Competition with the ZNP was strongly manifest in the pan-African sphere. In a major diplomatic coup, the new party secured an invitation to a conference of African nationalist leaders convened by Nkrumah in Ghana. Mugabe was one of the NDP’s representatives—prior to his departure for Ghana he announced that there was no room for both parties to be represented: “either the ZNP delegation [is in] and we are out or we are in and they are out. There is no question of the two groups being in at the same time.”
Both groups were ultimately recognized at the conference, but in his political speeches back home, Mugabe stressed that the ZNP had been marginalized and that the conference had resolved that colonies should not have multiple independence movements.
Mugabe’s hard-line position came at a cost. His house in the Salisbury (today’s Harare) suburb of Highfield was stoned on several occasions (with his family inside) by individuals allegedly representing the ZNP. He was left a threatening letter by a “General Hokoyo,” the perpetrator, who claimed that the attacks on the ZNP launch had been instigated by Mugabe.
However, Mugabe remained uncompromising. When the ZNP suffered an internal split in September 1962, Mugabe continued to attack new challengers, calling the newly formed Pan-African Socialist Union a grouping of “political rejects and undesirables.”

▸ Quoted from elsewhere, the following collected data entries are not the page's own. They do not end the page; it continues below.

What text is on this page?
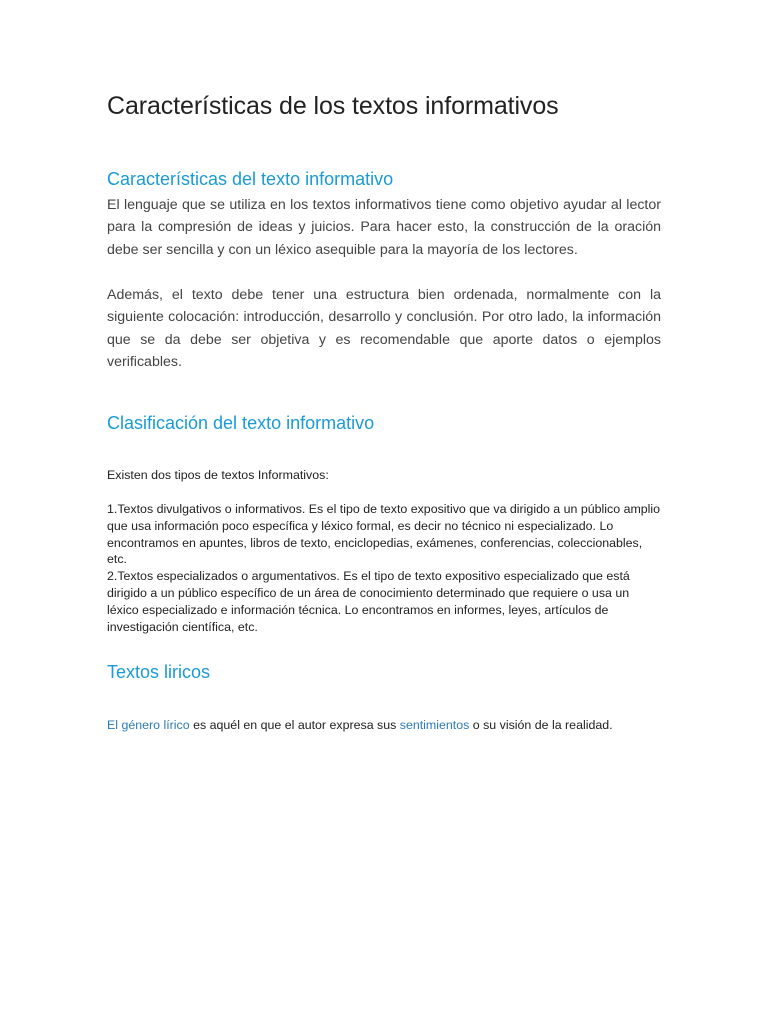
Características de los textos informativos
Características del texto informativo

El lenguaje que se utiliza en los textos informativos tiene como objetivo ayudar al lector para la compresión de ideas y juicios. Para hacer esto, la construcción de la oración debe ser sencilla y con un léxico asequible para la mayoría de los lectores.

Además, el texto debe tener una estructura bien ordenada, normalmente con la siguiente colocación: introducción, desarrollo y conclusión. Por otro lado, la información que se da debe ser objetiva y es recomendable que aporte datos o ejemplos verificables.

Clasificación del texto informativo

Existen dos tipos de textos Informativos:

1.Textos divulgativos o informativos. Es el tipo de texto expositivo que va dirigido a un público amplio que usa información poco específica y léxico formal, es decir no técnico ni especializado. Lo encontramos en apuntes, libros de texto, enciclopedias, exámenes, conferencias, coleccionables, etc.

2.Textos especializados o argumentativos. Es el tipo de texto expositivo especializado que está dirigido a un público específico de un área de conocimiento determinado que requiere o usa un léxico especializado e información técnica. Lo encontramos en informes, leyes, artículos de investigación científica, etc.

Textos liricos

El género lírico es aquél en que el autor expresa sus sentimientos o su visión de la realidad.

When Mugabe and others broke away themselves the following year to form the Zimbabwe African National Union, they became the object of the scorn they had heaped on the ZNP. Mugabe, from a brief exile in Dar-es-Salaam, read helplessly in the newspapers of an account of his house being stoned yet again.
A long shadow over postcolonial Zimbabwe
Nearly two decades of struggle remained before Zimbabwe attained independence under Mugabe’s rule. Amidst the calls for human rights and justice that animated the movement against minority rule, a more sinister strand of intolerance and a search for power at all costs became thoroughly embedded. As the struggle turned toward increasingly violent means, the Zimbabwean nationalist movement relied on ever more oppressive measures. A number of Mugabe’s allies were side-lined or died under mysterious circumstances. Mugabe became increasingly committed to the idea of a military victory to ensure his paramountcy.
In the initial stage of his political career, when the nationalist movement still operated openly before the rise of Ian Smith and the Rhodesian Front, Mugabe participated in a movement which briefly enjoyed unity and had overwhelming support, but which wielded little power to achieve its goals. Pan-Africanism, the most prominent political ideology of the era, indicated that the maintenance of this absolute unity was an essential prerequisite to attaining and holding power.
From 1961 to 1963, Mugabe’s role transformed from enforcing unity in the struggle to leading a faction that decisively ended unity. This contradictory experience and questionable role exerted an indelible impact on Mugabe’s political behavior. Zimbabwe, now under the leadership of Emmerson Mnangagwa, one of Mugabe’s top strongmen, continues to struggle to emerge from the formative shadow of pan-Africanism’s emphasis on unity and power that captured and consumed Mugabe’s political thought.